What is truth and what is fiction when it comes to the condition of receiver Percy Harvin? Less than 24 hours after telling NBC that he was still suffering from the effects of migraines -- and that he had an appointment at the Mayo Clinic to have two bulging discs in his neck examined -- Harvin was active and played against the Panthers. Would the Vikings really play someone with symptoms as seemingly significant as those? Or did Harvin not fully represent his condition to NBC? It’s time for everyone to come clean in this increasingly cluttered landscape. Harvin also told NBC that he missed the Vikings’ rookie minicamps and the NFL’s rookie symposium because of migraines. In May, the Vikings attributed the former absence to a virus exacerbated by air travel. Let’s get these stories straight.
December, 21, 2009
After Green Bay’s 37-36 loss at Pittsburgh, here are three (mostly) indisputable facts I feel relatively sure about:
- A change in holders is always a warning sign when it comes to kickers, and Sunday it made little difference that the Packers switched from Matt Flynn to Jeremy Kapinos. Placekicker Mason Crosby was wide on a 34-yard attempt, his fifth miss in his past 11 attempts. In a league where an 80 percent conversion rate is considered low, Crosby is at 72.7. But I still think the Packers would be tempting fate to change kickers this week. The idea of bringing in someone off the street to kick at Lambeau Field, and then perhaps the playoffs, seems just as risky as trying to make it work with Crosby.

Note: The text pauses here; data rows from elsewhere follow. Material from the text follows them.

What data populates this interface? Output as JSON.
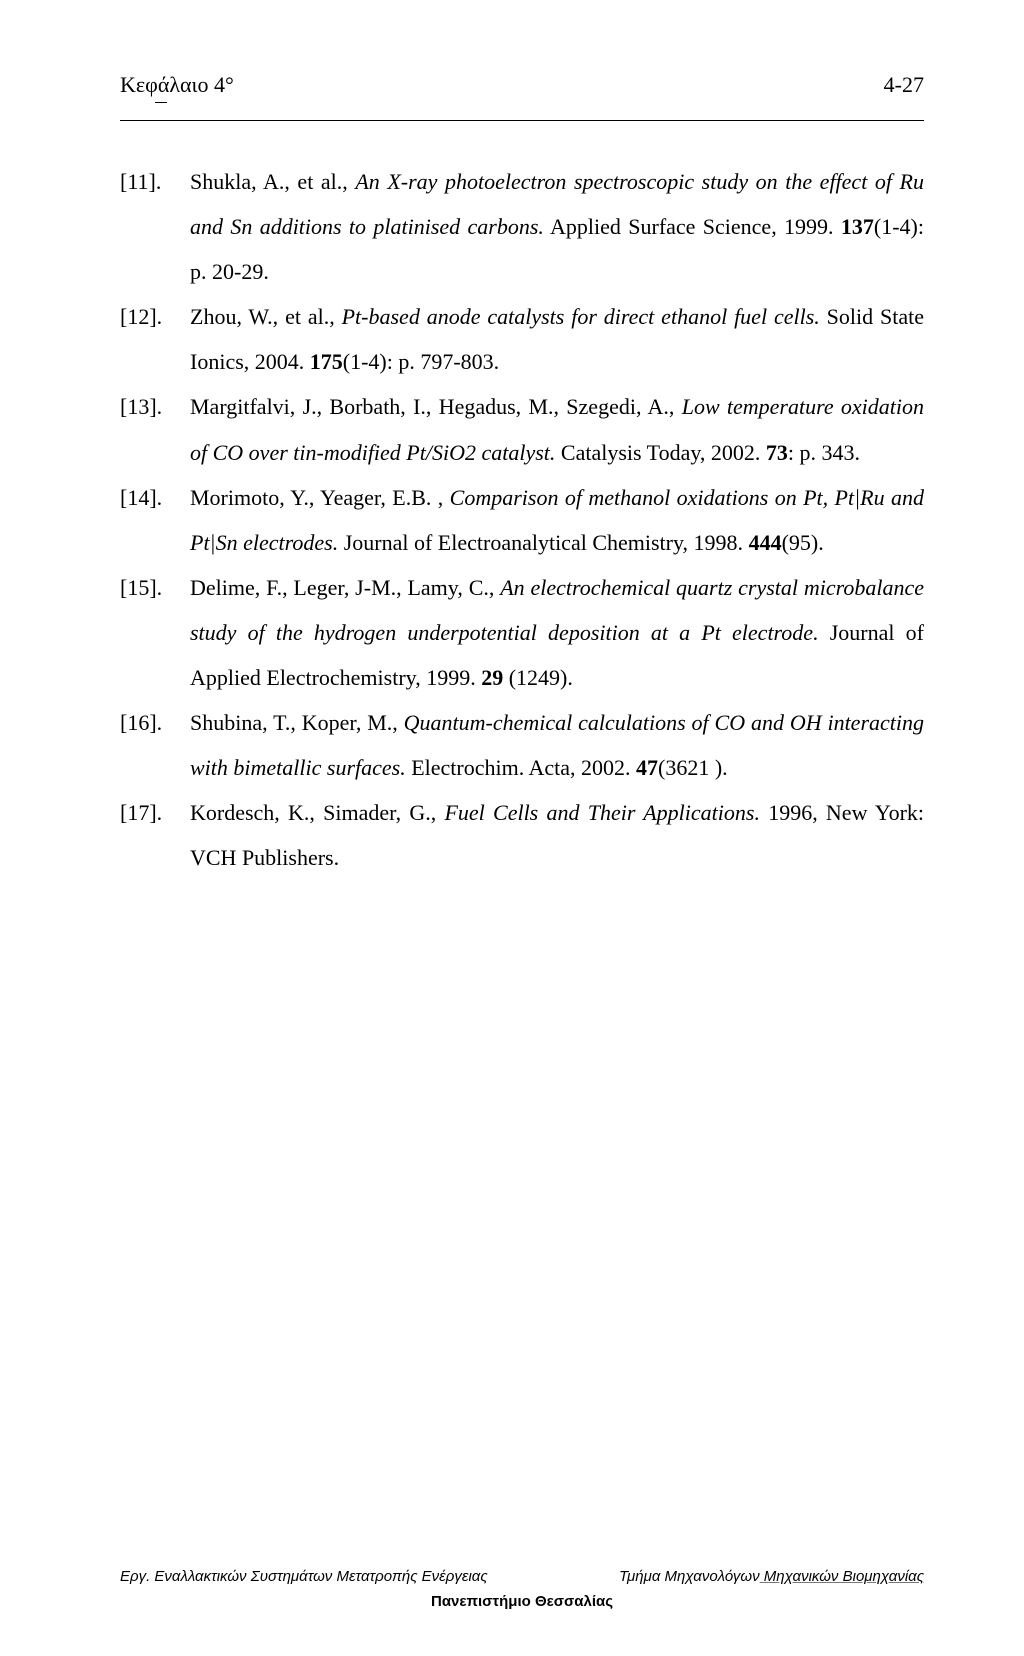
{
  "header": {
    "chapter": "Κεφάλαιο 4°",
    "page_label": "4-27"
  },
  "references": [
    {
      "num": "[11].",
      "html": "Shukla, A., et al., <em>An X-ray photoelectron spectroscopic study on the effect of Ru and Sn additions to platinised carbons.</em> Applied Surface Science, 1999. <b>137</b>(1-4): p. 20-29."
    },
    {
      "num": "[12].",
      "html": "Zhou, W., et al., <em>Pt-based anode catalysts for direct ethanol fuel cells.</em> Solid State Ionics, 2004. <b>175</b>(1-4): p. 797-803."
    },
    {
      "num": "[13].",
      "html": "Margitfalvi, J., Borbath, I., Hegadus, M., Szegedi, A., <em>Low temperature oxidation of CO over tin-modified Pt/SiO2 catalyst.</em> Catalysis Today, 2002. <b>73</b>: p. 343."
    },
    {
      "num": "[14].",
      "html": "Morimoto, Y., Yeager, E.B. , <em>Comparison of methanol oxidations on Pt, Pt|Ru and Pt|Sn electrodes.</em> Journal of Electroanalytical Chemistry, 1998. <b>444</b>(95)."
    },
    {
      "num": "[15].",
      "html": "Delime, F., Leger, J-M., Lamy, C., <em>An electrochemical quartz crystal microbalance study of the hydrogen underpotential deposition at a Pt electrode.</em> Journal of Applied Electrochemistry, 1999. <b>29</b> (1249)."
    },
    {
      "num": "[16].",
      "html": "Shubina, T., Koper, M., <em>Quantum-chemical calculations of CO and OH interacting with bimetallic surfaces.</em> Electrochim. Acta, 2002. <b>47</b>(3621 )."
    },
    {
      "num": "[17].",
      "html": "Kordesch, K., Simader, G., <em>Fuel Cells and Their Applications.</em> 1996, New York: VCH Publishers."
    }
  ],
  "footer": {
    "left": "Εργ. Εναλλακτικών Συστημάτων Μετατροπής Ενέργειας",
    "right_a": "Τμήμα Μηχανολόγων",
    "right_b": " Μηχανικών Βιομηχανίας",
    "center": "Πανεπιστήμιο Θεσσαλίας"
  }
}
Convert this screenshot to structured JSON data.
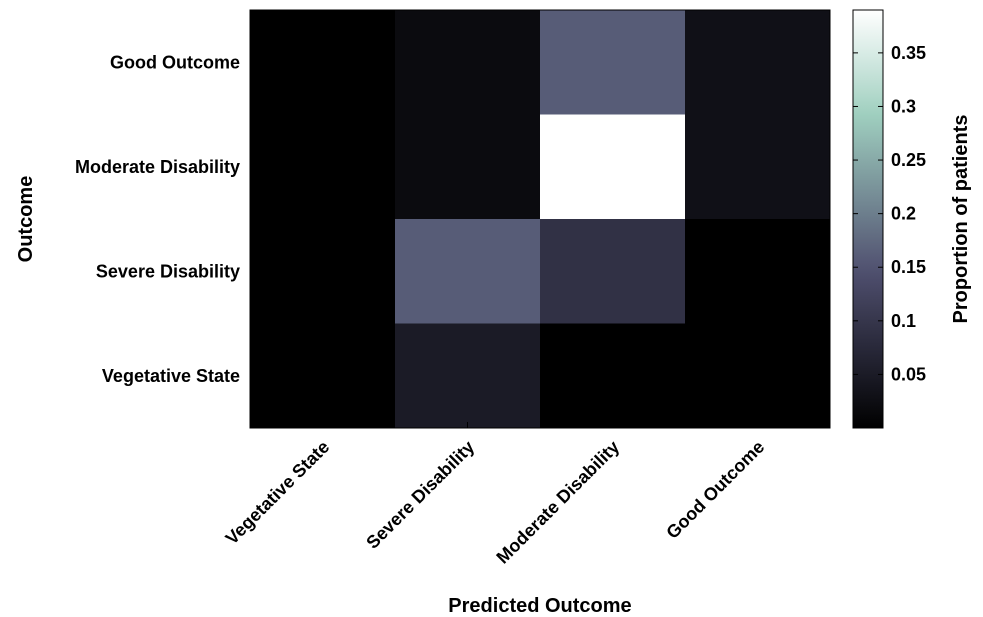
{
  "chart_data": {
    "type": "heatmap",
    "title": "",
    "xlabel": "Predicted Outcome",
    "ylabel": "Outcome",
    "x_categories": [
      "Vegetative State",
      "Severe Disability",
      "Moderate Disability",
      "Good Outcome"
    ],
    "y_categories": [
      "Good Outcome",
      "Moderate Disability",
      "Severe Disability",
      "Vegetative State"
    ],
    "values": [
      [
        0.0,
        0.02,
        0.16,
        0.03
      ],
      [
        0.0,
        0.02,
        0.39,
        0.03
      ],
      [
        0.0,
        0.16,
        0.09,
        0.0
      ],
      [
        0.0,
        0.05,
        0.0,
        0.0
      ]
    ],
    "colorbar": {
      "label": "Proportion of patients",
      "range": [
        0,
        0.39
      ],
      "ticks": [
        0.05,
        0.1,
        0.15,
        0.2,
        0.25,
        0.3,
        0.35
      ],
      "tick_labels": [
        "0.05",
        "0.1",
        "0.15",
        "0.2",
        "0.25",
        "0.3",
        "0.35"
      ],
      "colormap": "bone"
    }
  }
}
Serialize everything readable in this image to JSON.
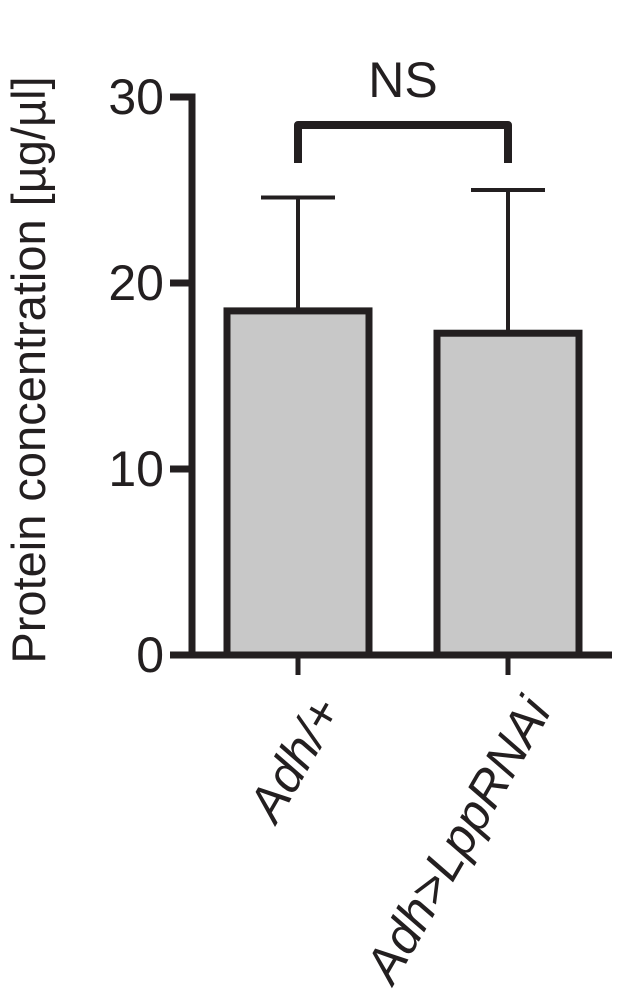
{
  "chart_data": {
    "type": "bar",
    "ylabel": "Protein concentration [µg/µl]",
    "xlabel": "",
    "categories": [
      "Adh/+",
      "Adh>LppRNAi"
    ],
    "values": [
      18.5,
      17.3
    ],
    "errors": [
      6.1,
      7.7
    ],
    "ylim": [
      0,
      30
    ],
    "yticks": [
      "0",
      "10",
      "20",
      "30"
    ],
    "significance": {
      "label": "NS",
      "between": [
        0,
        1
      ]
    },
    "grid": false,
    "colors": {
      "bar_fill": "#c8c8c8",
      "stroke": "#231f20"
    }
  }
}
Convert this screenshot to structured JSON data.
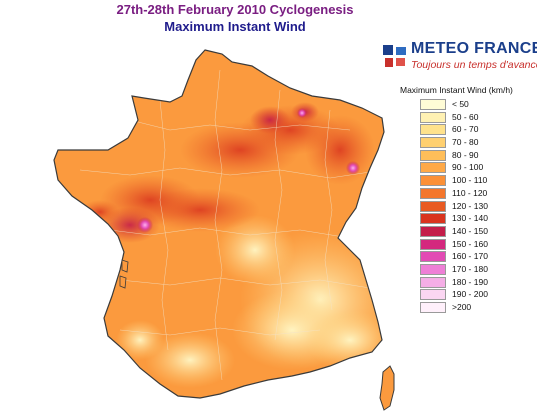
{
  "header": {
    "title": "27th-28th February 2010 Cyclogenesis",
    "subtitle": "Maximum Instant Wind",
    "title_color": "#7a1e82",
    "subtitle_color": "#1f1c8c"
  },
  "logo": {
    "name": "METEO FRANCE",
    "slogan": "Toujours un temps d'avance",
    "name_color": "#1b3f8b",
    "slogan_color": "#c8302c",
    "icon": "meteo-france-logo"
  },
  "legend": {
    "title": "Maximum Instant Wind (km/h)",
    "classes": [
      {
        "label": "< 50",
        "color": "#fffcd6"
      },
      {
        "label": "50 - 60",
        "color": "#fff1b3"
      },
      {
        "label": "60 - 70",
        "color": "#ffe28c"
      },
      {
        "label": "70 - 80",
        "color": "#ffd070"
      },
      {
        "label": "80 - 90",
        "color": "#ffbe59"
      },
      {
        "label": "90 - 100",
        "color": "#ffa947"
      },
      {
        "label": "100 - 110",
        "color": "#fb9037"
      },
      {
        "label": "110 - 120",
        "color": "#f4762c"
      },
      {
        "label": "120 - 130",
        "color": "#e85a22"
      },
      {
        "label": "130 - 140",
        "color": "#d9341e"
      },
      {
        "label": "140 - 150",
        "color": "#c41e4a"
      },
      {
        "label": "150 - 160",
        "color": "#d4287e"
      },
      {
        "label": "160 - 170",
        "color": "#e24ab4"
      },
      {
        "label": "170 - 180",
        "color": "#ee7fd6"
      },
      {
        "label": "180 - 190",
        "color": "#f5aee6"
      },
      {
        "label": "190 - 200",
        "color": "#fbd6f2"
      },
      {
        "label": ">200",
        "color": "#fff0fb"
      }
    ]
  },
  "map": {
    "outline_color": "#3a3a3a",
    "background": "#ffffff"
  }
}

- Had the Packers won Sunday, I would have considered it a seminal game in the career of quarterback Aaron Rodgers. After completing only 13 of his first 35 passes, Rodgers finished the game with 13 consecutive completions in leading the Packers back from a 10-point fourth-quarter deficit. Rodgers said afterwards that he considered himself past the point of having to prove he could lead a fourth-quarter comeback, but actions always speak louder than words. His aggressive but collected approach as the game progressed was perfect.
- With a half-day to reflect, I’m still really surprised that defensive coordinator Dom Capers backed into a dime defense on the Steelers’ final drive rather than aggressively rush quarterback Ben Roethlisberger. I don’t doubt that defensive backs provide the best matchup for receivers, as went Capers’ post-game reasoning. But when two of those defensive backs (Jarrett Bush and Josh Bell) are relatively new to their jobs, and when Roethlisberger has been so effective when he's had time in the pocket, I just don’t like the matchup. There was no chance for a player like Bell to stay with a receiver like Mike Wallace when a quarterback like Roethlisberger is taking the snap. The only way to defend that final play is to get to Roethlisberger.
Why didn’t the Packers run the ball more in the first half? Rodgers explained that everyone liked their receivers’ matchups against Pittsburgh’s pass defense, and that the decision to throw on 29 of their first 35 plays was planned. But there are certain risks a team takes when planning a pass-happy approach for an outdoor road game. You saw some of those Sunday when the Steelers’ pass rush blew up the Packers’ early attempts to throw. Running the ball at an aggressive pass rush is one of the best ways to stunt it, but the Packers kept throwing. I don’t deny the matchup situation. But with the Packers, you always have to take pass protection into account.